The dispute centers on a policy instituted by District Attorney Robert Galibois II when he took office, in which he requested documents from each of the district's 24 law enforcement agencies on Officer Brady from the past 20 years.

These Brady documents, named after a 1963 Supreme Court decision, refer to potentially exculpatory information that prosecutors are legally required to provide to defendants before trial. Defense attorneys must be informed, for example, if a law enforcement officer in a case has been convicted of racial profiling or excessive use of force, or sexual harassment.

After being pushed back by local sheriffs for months, Galibois filed a complaint in the form of a mandamus on June 10 asking the Supreme Court to determine whether Sheriffs Ogden and Buckley refused to perform their lawful duties and, if so, to order them to produce the deputies' disciplinary records.

In the legal brief filed Friday, Ogden's motion states that the sheriff's office has never failed to provide records about Brady to a prosecutor when requested for a pending case, nor does the office intend to withhold such records from prosecutors in pending cases in the future. Providing 20 years of records is also not required by law, Ogden wrote.

“The Sheriff, like all law enforcement agencies in the Vineyard and throughout the state, has significant difficulty attracting and retaining qualified personnel,” the legal filing states. “While the Sheriff’s Office has complied, and intends to comply, with specific requests for information about Brady involving members of a pursuit team, an even broader disclosure of information about all officers over a twenty-year period, regardless of whether they were involved in an arrest or a member of a pursuit team, could have a chilling effect.”

The argument adds: “Questioning the bias, integrity or fitness of a staff member in the general circumstances required by the DA's Brady policy is wholly inconsistent with the legitimate goals of Brady and his descendants.”

Ogden also argues that the district attorney rejected his efforts to resolve the dispute out of court.

“At my suggestion,” Ogden wrote in a sworn statement attached to his motion to dismiss, “our legal counsel contacted the D.A.’s office to suggest that we work together to develop a mutually agreeable Brady policy. That offer was not accepted.”

Ogden also wrote that his decision whether or not to provide all the requested information is discretionary, and cited the Ardon v. Comm. for Public Counsel Servs. decision that “mandamus cannot be used to compel a public body to perform a discretionary act.”

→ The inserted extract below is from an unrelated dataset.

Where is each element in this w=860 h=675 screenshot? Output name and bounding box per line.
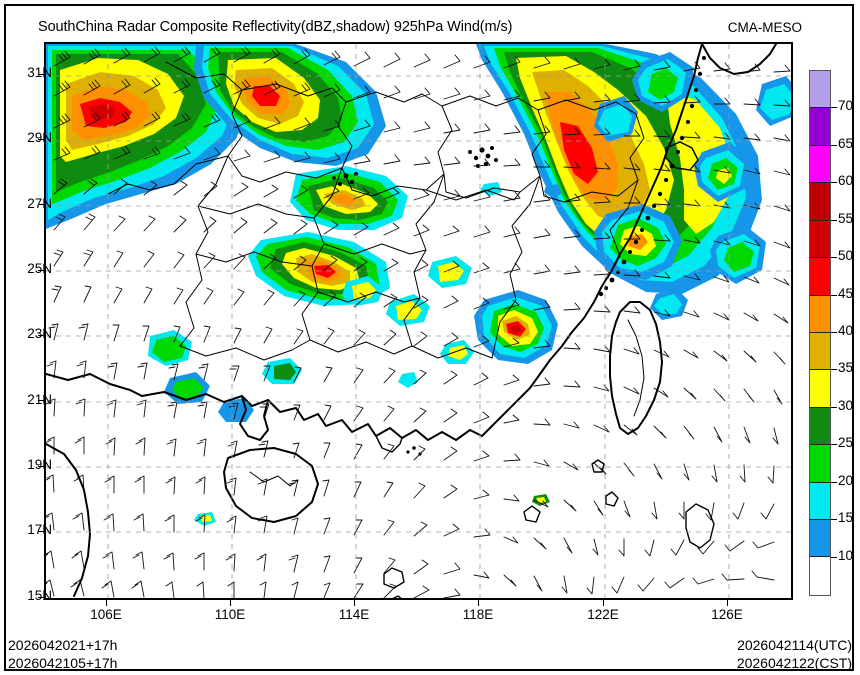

The sheriff's motion also stipulated that his staff of about 50 people was generally not involved in arrests or conducting police investigations, and instead held people arrested by local police departments at the county correctional facility.

Ogden adds that a similar request for a 20-year rollback has not been made to the chief of the Massachusetts State Police barracks in Vineyard.

The prosecutor's office declined to comment to The Times on Monday.

Sheriff Buckley, in his motion to dismiss, stated that his position was that “the law does not support potential requests for information about Brady unrelated to the identified cases and members of the prosecution team or “authorizes… a twenty-year agency-wide 'look back' in search of all the [potential] “Brady issues.”

The two sheriffs mentioned Graham v. District Attorney for the District of Hamdenstating that “a prosecutor's duty is simply to inquire about the existence of potentially exculpatory information.”

On Monday, Supreme Court Associate Justice Frank Gaziano transferred both cases to their respective county courts.